Der berüchtigte «Spitalkäfer» MRSA hat in den letzten drei Jahrzehnten die meisten Menschenleben gefordert. Zu diesem Schluss kommen die Autorinnen und Autoren einer neuen Studie im Fachblatt «The Lancet».
MRSA, kurz für methicillin-resistenter Staphylococcus aureus, war bis vor wenigen Jahren auch das Sorgenkind in Schweizer Spitälern. 2010 wurden in der Schweiz noch mehr als Tausend Infektionen mit diesem Erreger nachgewiesen. Etwa jede fünfundzwanzigste infizierte Person starb daran.
Heute sei die Situation deutlich besser, sagt Andreas Kronenberg. Er ist Infektiologe und leitet das Schweizerische Zentrum für Antibiotikaresistenzen . «Das ist wirklich eine Erfolgsgeschichte, wie das hierzulande zurückgegangen ist über die letzten 20 Jahre. Unter anderem dank Massnahmen im Bereich Spitalhygiene, Händehygiene-Kampagnen, frühe Diagnostik und Isolation von infizierten Menschen.»
Gefahr multiresistenter Bakterien nicht gebannt
Doch MRSA fordert weiterhin viele Todesopfer - insbesondere in einkommensschwachen Ländern, wo die Menschen oftmals kein sauberes Wasser zur Verfügung haben, das Gesundheitssystem wenig ausgebaut ist oder auch das Wissen fehlt, wie Antibiotika am Besten verwendet werden sollen. Hinzu kommt, dass insbesondere eine neue Gruppe multiresistenter Erreger weltweit auf dem Vormarsch ist: Bakterien, die unter anderem im Darm von Tieren und Menschen leben, und sich gegen eine breite Palette von Antibiotika wehren können.
Diese Bakterien - Fachleuten bezeichnen sie mit dem Kürzel CPE (Carbapenemase-produzierende Enterobakterien) - seien sehr resistent, sagt Infektiologe Andreas Kronenberg: «Sie sind sehr schwierig zu behandeln. Zum Glück wurden sie in der Schweiz bis jetzt selten nachgewiesen». Doch in anderen Ländern sind diese hochresistenten Erreger bereits weiter verbreitet.
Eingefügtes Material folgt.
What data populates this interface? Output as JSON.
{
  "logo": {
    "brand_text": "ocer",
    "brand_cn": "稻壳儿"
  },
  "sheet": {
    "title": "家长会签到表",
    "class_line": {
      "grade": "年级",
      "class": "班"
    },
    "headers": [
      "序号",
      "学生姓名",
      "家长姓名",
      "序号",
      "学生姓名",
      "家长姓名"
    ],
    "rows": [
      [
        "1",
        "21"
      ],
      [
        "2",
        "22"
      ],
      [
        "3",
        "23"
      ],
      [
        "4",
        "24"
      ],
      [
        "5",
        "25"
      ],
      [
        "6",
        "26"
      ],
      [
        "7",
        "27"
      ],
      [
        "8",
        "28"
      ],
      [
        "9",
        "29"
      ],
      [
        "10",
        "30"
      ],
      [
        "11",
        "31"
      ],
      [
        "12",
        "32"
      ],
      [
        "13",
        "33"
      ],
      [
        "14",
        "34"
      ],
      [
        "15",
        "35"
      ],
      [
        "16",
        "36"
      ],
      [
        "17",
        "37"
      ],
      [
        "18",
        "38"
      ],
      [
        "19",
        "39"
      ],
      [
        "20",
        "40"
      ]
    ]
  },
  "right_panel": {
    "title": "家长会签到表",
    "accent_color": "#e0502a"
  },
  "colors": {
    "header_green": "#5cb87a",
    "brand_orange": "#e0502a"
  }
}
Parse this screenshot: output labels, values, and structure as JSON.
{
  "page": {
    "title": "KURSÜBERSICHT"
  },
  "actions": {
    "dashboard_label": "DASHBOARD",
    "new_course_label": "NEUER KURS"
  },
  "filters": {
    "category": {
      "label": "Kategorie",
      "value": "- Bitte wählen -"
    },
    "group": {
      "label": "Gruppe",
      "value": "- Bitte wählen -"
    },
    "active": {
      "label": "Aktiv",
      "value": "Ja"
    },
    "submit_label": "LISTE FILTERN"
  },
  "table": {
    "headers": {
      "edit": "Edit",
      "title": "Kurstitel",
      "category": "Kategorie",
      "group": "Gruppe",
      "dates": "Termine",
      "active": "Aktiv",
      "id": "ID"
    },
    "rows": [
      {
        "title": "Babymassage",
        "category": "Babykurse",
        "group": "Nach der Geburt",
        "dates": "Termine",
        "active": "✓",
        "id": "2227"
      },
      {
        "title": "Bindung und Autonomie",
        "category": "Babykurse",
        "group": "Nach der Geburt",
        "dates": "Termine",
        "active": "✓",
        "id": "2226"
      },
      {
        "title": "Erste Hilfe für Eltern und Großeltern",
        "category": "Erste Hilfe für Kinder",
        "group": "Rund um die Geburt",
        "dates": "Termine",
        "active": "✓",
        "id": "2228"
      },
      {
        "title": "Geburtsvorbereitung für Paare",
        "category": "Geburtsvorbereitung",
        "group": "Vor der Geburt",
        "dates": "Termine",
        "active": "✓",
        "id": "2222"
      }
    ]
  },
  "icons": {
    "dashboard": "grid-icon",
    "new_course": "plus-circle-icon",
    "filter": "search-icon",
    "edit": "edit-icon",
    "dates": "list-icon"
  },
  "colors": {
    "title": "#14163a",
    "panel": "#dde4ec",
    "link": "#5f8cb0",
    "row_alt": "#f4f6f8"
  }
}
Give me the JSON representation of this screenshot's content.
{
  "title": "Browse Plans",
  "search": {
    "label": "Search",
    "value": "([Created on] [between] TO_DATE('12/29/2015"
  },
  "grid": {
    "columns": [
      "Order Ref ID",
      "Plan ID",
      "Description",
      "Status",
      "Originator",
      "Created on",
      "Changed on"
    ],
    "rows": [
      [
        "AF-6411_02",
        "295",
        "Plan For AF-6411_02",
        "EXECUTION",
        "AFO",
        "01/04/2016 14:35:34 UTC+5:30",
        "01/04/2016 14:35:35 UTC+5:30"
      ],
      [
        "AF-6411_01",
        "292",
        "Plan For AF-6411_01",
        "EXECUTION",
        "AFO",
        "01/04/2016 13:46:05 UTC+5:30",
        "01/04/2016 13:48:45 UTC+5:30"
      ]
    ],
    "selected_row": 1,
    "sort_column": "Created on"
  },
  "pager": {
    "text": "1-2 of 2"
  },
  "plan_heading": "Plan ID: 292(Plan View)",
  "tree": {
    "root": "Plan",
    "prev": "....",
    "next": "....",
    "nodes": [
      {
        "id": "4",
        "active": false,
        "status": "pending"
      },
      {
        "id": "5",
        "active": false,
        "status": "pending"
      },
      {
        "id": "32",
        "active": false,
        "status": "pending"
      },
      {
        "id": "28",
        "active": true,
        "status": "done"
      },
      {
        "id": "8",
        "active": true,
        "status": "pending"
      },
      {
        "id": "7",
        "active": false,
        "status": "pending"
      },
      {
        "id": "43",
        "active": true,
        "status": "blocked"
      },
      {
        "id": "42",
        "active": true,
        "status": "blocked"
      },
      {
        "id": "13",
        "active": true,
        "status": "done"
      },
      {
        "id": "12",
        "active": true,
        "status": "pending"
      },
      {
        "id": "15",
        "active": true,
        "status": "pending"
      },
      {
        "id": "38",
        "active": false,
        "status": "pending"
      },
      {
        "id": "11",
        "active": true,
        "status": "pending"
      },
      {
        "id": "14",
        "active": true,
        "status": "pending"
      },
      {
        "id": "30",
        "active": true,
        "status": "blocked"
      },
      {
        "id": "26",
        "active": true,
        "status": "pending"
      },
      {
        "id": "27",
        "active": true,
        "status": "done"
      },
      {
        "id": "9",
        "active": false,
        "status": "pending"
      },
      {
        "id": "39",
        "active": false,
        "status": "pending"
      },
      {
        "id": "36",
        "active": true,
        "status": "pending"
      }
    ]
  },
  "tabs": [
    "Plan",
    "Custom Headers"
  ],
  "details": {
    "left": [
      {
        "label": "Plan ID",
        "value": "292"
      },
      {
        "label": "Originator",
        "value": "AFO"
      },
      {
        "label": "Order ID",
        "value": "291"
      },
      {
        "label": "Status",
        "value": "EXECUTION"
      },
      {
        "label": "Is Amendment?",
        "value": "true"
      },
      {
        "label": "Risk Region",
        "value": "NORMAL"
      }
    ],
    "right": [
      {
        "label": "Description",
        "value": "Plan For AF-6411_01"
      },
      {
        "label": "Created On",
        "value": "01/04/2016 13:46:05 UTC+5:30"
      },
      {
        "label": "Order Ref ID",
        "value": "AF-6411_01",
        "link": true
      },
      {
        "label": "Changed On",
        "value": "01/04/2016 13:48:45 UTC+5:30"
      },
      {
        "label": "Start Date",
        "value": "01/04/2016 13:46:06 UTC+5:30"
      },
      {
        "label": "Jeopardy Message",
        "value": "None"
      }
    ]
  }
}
Zu den Hotspots zählen Indien, die Türkei, Griechenland und Italien .
Resistente Bakterien im Gepäck
Reisende, die aus dem Ausland zurück in die Schweiz kommen, können hochresistente Keime mitbringen, beispielsweise im Magen-Darm-Trakt. Fachleute empfehlen denn auch, die Ärztin über Auslandreisen zu informieren, falls jemand ins Spital muss. So können diese gefährlichen Keime früher erkannt und ein Patient besser versorgt werden.
Infektiologe Andreas Kronenberg: «Der Import hochresistenter Keime ist wirklich ein Problem. Die Schweiz ist hier aktuell noch eine glückliche Insel. Aber das können wir nicht aufrechterhalten mit der hohen Populations-Mobilität.»
Globales Problem
Antibiotikaresistente Bakterien sind ein globales Problem. Die UN-Vollversammlung hat darum vergangene Woche eine neue Deklaration verabschiedet. Das Ziel: den Antibiotikaverbrauch global zu senken, sodass weniger resistente Bakterien entstehen - und auch weniger Menschen an gefährlichen Infektionen sterben.
In einigen Punkten hätte die Deklaration durchaus ehrgeiziger ausfallen können, schreibt das Bundesamt für Gesundheit auf Anfrage von SRF. Doch insgesamt sind sich die Fachleute einig: ohne globalen Effort werden resistente Bakterien jedes Jahr mehr Menschenleben fordern - früher oder später auch in der Schweiz.